Kenya: Acute Food Insecurity and Acute Malnutrition Situation July 2019 and Projection for August - October 2019 (Issued October 2019)

How severe, how many and when: In July 2019, estimated 2.6 Million people (19% of the population in ASAL) are classified in IPC phase 3 and/or worse acute food insecurity.
Comparing to 2018 same period, around 700,000 people were classified in Crisis (IPC Phase 3). The deterioration and severity of food insecurity was mainly attributed to performance of the seasonal rainfall. In the projection period of August to October 2019, the population in crisis and above is expected to increase from 2.6 million people to about 3.1 million people, while the population in Emergency possibly will increase from 298,000 to 357,000.

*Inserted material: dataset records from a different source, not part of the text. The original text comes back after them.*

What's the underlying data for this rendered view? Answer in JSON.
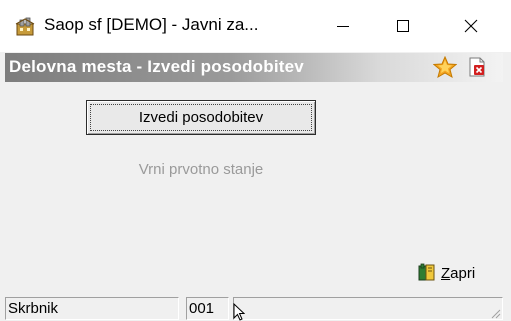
{
  "window": {
    "title": "Saop sf [DEMO] - Javni za..."
  },
  "header": {
    "title": "Delovna mesta - Izvedi posodobitev"
  },
  "actions": {
    "update_label": "Izvedi posodobitev",
    "reset_label": "Vrni prvotno stanje",
    "close_label_accel": "Z",
    "close_label_rest": "apri"
  },
  "statusbar": {
    "user": "Skrbnik",
    "code": "001",
    "message": ""
  },
  "icons": {
    "app": "app-building-icon",
    "favorite": "star-icon",
    "close_doc": "close-document-icon",
    "close_action": "book-icon"
  },
  "colors": {
    "header_gradient_start": "#7d7d7d",
    "header_gradient_end": "#f3f3f3",
    "star": "#f5a623",
    "close_doc_red": "#d21f1f",
    "disabled_text": "#9a9a9a"
  }
}
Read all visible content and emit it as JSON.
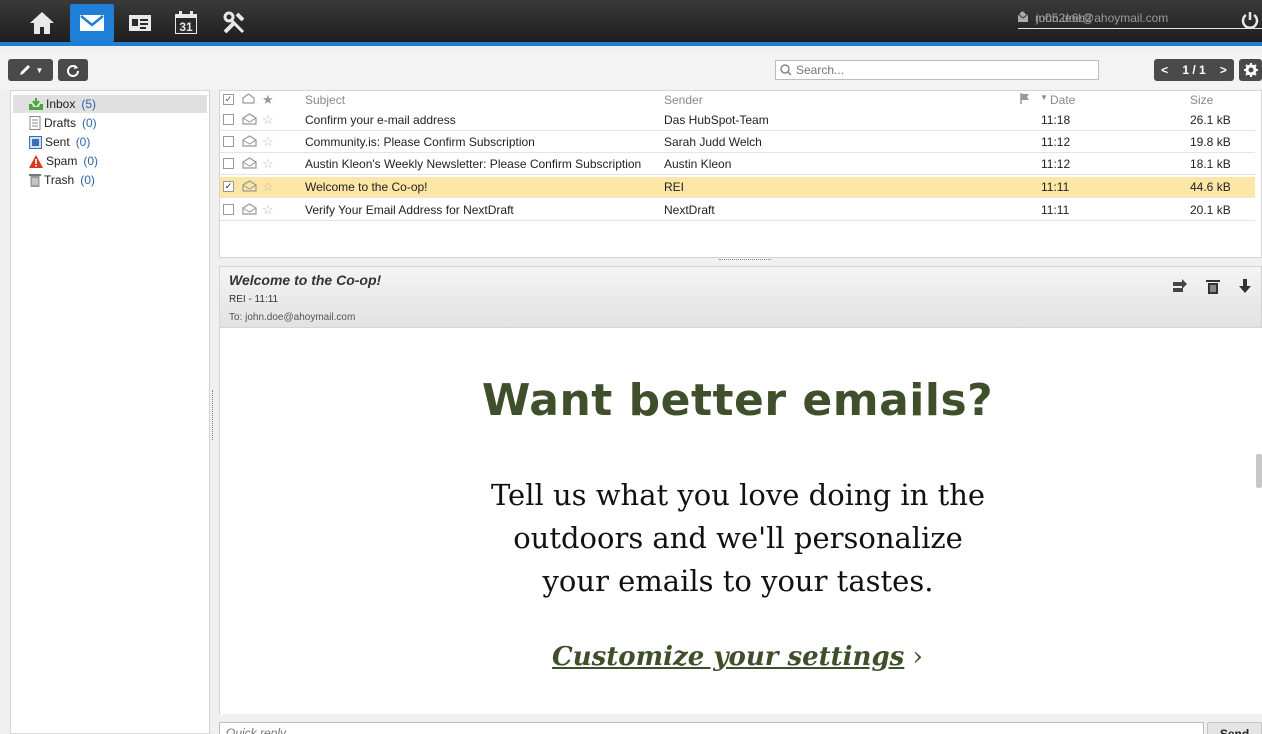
{
  "user": {
    "name": "m052e6b2",
    "email": "john.doe@ahoymail.com"
  },
  "nav": [
    {
      "icon": "home-icon",
      "active": false
    },
    {
      "icon": "mail-icon",
      "active": true
    },
    {
      "icon": "contacts-icon",
      "active": false
    },
    {
      "icon": "calendar-icon",
      "active": false,
      "text": "31"
    },
    {
      "icon": "settings-tools-icon",
      "active": false
    }
  ],
  "toolbar": {
    "search_placeholder": "Search...",
    "pager": "1 / 1",
    "prev": "<",
    "next": ">"
  },
  "folders": [
    {
      "name": "Inbox",
      "count": "(5)",
      "icon": "inbox-icon",
      "active": true
    },
    {
      "name": "Drafts",
      "count": "(0)",
      "icon": "drafts-icon",
      "active": false
    },
    {
      "name": "Sent",
      "count": "(0)",
      "icon": "sent-icon",
      "active": false
    },
    {
      "name": "Spam",
      "count": "(0)",
      "icon": "spam-icon",
      "active": false
    },
    {
      "name": "Trash",
      "count": "(0)",
      "icon": "trash-icon",
      "active": false
    }
  ],
  "list": {
    "columns": {
      "subject": "Subject",
      "sender": "Sender",
      "date": "Date",
      "size": "Size"
    },
    "rows": [
      {
        "subject": "Confirm your e-mail address",
        "sender": "Das HubSpot-Team",
        "date": "11:18",
        "size": "26.1 kB",
        "checked": false,
        "selected": false
      },
      {
        "subject": "Community.is: Please Confirm Subscription",
        "sender": "Sarah Judd Welch",
        "date": "11:12",
        "size": "19.8 kB",
        "checked": false,
        "selected": false
      },
      {
        "subject": "Austin Kleon's Weekly Newsletter: Please Confirm Subscription",
        "sender": "Austin Kleon",
        "date": "11:12",
        "size": "18.1 kB",
        "checked": false,
        "selected": false
      },
      {
        "subject": "Welcome to the Co-op!",
        "sender": "REI",
        "date": "11:11",
        "size": "44.6 kB",
        "checked": true,
        "selected": true
      },
      {
        "subject": "Verify Your Email Address for NextDraft",
        "sender": "NextDraft",
        "date": "11:11",
        "size": "20.1 kB",
        "checked": false,
        "selected": false
      }
    ]
  },
  "preview": {
    "subject": "Welcome to the Co-op!",
    "from_line": "REI - 11:11",
    "to_line": "To: john.doe@ahoymail.com",
    "headline": "Want better emails?",
    "body_lines": [
      "Tell us what you love doing in the",
      "outdoors and we'll personalize",
      "your emails to your tastes."
    ],
    "cta_link": "Customize your settings",
    "cta_arrow": "›"
  },
  "reply": {
    "placeholder": "Quick reply",
    "send_label": "Send"
  },
  "colors": {
    "accent": "#1f7fd6",
    "selected_row": "#fde6a6",
    "email_green": "#3f4e2b"
  }
}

Where and who: In July 2019, while almost all the counties have populations in either Crisis or Emergency, majority of these populations are in Turkana, Mandera, Baringo Wajir, Garissa, Marsabit and Tana river in the predominant pastoral livelihoods and Kitui, Makueni, Kilifi, Meru North in the marginal agricultural and agro pastoral livelihoods. During the projection period of August to October 2019, the geographic distribution for these numbers are in Turkana, Mandera, Baringo Wajir, Garissa, Marsabit and Tana river in the predominant pastoral livelihoods and Kitui, Makueni, Kilifi, Meru North in the marginal agricultural and agro pastoral livelihoods, with significant numbers are expected in Isiolo, Tharaka and Samburu.

Why: The main driver of food insecurity was the poor long rains season which was a second consecutive season. Poor rainfall coupled with high land surface temperatures in many areas led to poor crop and livestock production and rapid deterioration of rangeland resources. The scarcity of rangeland resources triggered an earlier-than-normal livestock migration into dry season grazing areas and also into atypical grazing areas such as game parks and reserves, which resulted in resource-based conflicts. These led to minor livestock losses, displacement and death. There was also an outbreak of human diseases among them an outbreak of Kalazaar disease in the northern pastoral areas as well as cholera. Livestock diseases were also prevalent in both the pastoral and marginal agricultural areas were Foot and Mouth Disease (FMD), Contagious Caprine Pleuro-pneumonia (CCPP), Pestes des Petits Ruminants (PPR),
Lumpy Skin Disease (LSD) and Heart Water.